Um die Einbeziehung der zivilen Hilfsorganisationen (Rotes Kreuz, Malteser, Johanniter etc.) in die militärische Katastrophenplanung, die jetzt erstmals gesetzlich festgeschrieben ist, gab es ein langes Tauziehen. Letztlich sind die Verbände aber vom Bund finanziell abhängig: Angesichts zunehmenden Konkurrenz- und Kostendrucks durch die Privatisierung im Rettungswesen können friedensmäßige Aufgaben oft nur wahrgenommen werden mit Hilfe von Zuwendungen und Ausrüstungen durch den Bund - die sind zwar für den Krieg bestimmt, können aber im Frieden mitbenutzt werden. Durch neue finanzielle Anreize versüßt die Gesetzesnovelle den Verbänden ihre Pflichten im Kriegsfall.
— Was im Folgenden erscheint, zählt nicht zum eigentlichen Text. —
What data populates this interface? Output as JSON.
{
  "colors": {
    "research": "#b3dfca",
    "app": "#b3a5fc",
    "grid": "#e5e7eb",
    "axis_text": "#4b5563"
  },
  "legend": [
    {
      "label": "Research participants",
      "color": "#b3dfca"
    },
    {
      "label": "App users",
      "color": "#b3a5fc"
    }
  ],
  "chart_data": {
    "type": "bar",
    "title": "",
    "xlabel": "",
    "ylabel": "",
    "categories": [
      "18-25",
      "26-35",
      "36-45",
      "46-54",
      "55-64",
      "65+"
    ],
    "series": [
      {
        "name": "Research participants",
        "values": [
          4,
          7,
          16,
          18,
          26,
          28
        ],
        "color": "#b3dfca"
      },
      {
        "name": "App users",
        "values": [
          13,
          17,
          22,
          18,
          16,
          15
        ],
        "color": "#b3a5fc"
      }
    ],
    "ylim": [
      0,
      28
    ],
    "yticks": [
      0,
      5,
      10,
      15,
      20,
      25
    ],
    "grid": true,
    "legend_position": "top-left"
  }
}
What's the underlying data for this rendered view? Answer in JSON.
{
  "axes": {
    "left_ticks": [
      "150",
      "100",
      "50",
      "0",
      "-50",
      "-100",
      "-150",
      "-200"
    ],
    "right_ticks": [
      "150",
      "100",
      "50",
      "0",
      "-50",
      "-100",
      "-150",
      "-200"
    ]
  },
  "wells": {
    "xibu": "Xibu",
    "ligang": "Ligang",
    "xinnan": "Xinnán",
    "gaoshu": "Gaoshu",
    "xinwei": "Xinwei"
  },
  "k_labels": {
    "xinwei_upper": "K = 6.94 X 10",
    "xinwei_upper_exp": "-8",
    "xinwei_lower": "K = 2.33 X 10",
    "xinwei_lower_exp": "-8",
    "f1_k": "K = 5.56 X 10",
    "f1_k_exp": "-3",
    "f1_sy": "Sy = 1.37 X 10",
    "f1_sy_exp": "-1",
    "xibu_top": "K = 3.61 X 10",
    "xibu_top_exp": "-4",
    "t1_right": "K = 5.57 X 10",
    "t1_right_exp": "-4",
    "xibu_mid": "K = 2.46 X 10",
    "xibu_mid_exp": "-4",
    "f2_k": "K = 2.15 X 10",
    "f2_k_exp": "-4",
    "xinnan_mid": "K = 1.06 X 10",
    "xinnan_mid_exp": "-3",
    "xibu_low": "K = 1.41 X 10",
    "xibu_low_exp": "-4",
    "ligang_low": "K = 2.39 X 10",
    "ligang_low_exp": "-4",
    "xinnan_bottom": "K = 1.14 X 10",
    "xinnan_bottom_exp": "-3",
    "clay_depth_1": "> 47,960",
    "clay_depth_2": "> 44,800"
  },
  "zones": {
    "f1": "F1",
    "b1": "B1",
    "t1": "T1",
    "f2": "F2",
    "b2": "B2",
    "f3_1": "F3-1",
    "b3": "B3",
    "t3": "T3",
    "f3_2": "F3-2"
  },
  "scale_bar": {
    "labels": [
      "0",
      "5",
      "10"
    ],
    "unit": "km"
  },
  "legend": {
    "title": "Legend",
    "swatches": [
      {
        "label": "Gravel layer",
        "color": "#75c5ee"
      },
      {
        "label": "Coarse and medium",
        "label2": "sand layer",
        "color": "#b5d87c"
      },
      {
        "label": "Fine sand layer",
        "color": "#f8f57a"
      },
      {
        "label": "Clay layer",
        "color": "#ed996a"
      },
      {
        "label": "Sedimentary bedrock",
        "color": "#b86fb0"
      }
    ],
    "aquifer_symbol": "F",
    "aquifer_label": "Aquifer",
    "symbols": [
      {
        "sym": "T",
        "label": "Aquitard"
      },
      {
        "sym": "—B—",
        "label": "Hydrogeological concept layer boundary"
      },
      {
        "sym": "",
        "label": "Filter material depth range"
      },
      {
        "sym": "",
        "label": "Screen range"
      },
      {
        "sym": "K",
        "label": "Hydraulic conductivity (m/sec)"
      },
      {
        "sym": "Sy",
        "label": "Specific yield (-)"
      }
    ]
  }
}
Beamte in Gemeinschaftsunterkünfte

Notstandsparagraphen reinsten Wassers sind die im Gesetz festgeschriebenen Änderungen des Beamtenrechts, die über entsprechende Grundrechtseinschränkungen für Arbeiter und Angestellte noch hinausgehen. Im Spannungs- und Verteidigungsfall können Beamte künftig nicht nur an neue Dienststellen zwangsverpflichtet werden; das Gesetz ermächtigt auch, sie in „Gemeinschaftsunterkünften“ zu kasernieren und Pensionäre aus dem Ruhestand zurückzuholen. Das Innenministerium argumentiert mit dem besonderen „Dienst - und Treueverhältnis“ der Beamten zum Staat, aus dem sich für den Kriegsfall eine „gesteigerte Pflichtenbindung“ ergäbe. Die Gewerkschaft ÖTV hält diese speziellen Zwangsmaßnahmen hingegen für verfassungswidrig und lehnt die „Militarisierung der Beamtenschaft“ mit „aller Schärfe“ ab. Anders als bei der kürzlich verabschiedeten Verordnung zum Arbeitssicherstellungsgesetz, wo der DGB erst zustimmte, um dann verspätet zu protestieren, hat sich der Gewerkschaftsbund diesmal die prinzipielle Ablehnung der ÖTV zu eigen gemacht: Es sei „überflüssig“ und „anmaßend“, mit der Funktionsfähigkeit der Verwaltung zu argumentieren, wenn es im Atomkrieg nichts mehr zu verwalten gebe.

Die Liberalen in Bonn rühmen sich, „in langen Verhandlungen“ die Gesetzesnovelle von „Ballast“ befreit zu haben. Zum abgeworfenen Ballast zählt die Bunkerbaupflicht für Privatwohnungen, die allerdings seit Jahren niemand außer der CSU für realisierbar hält.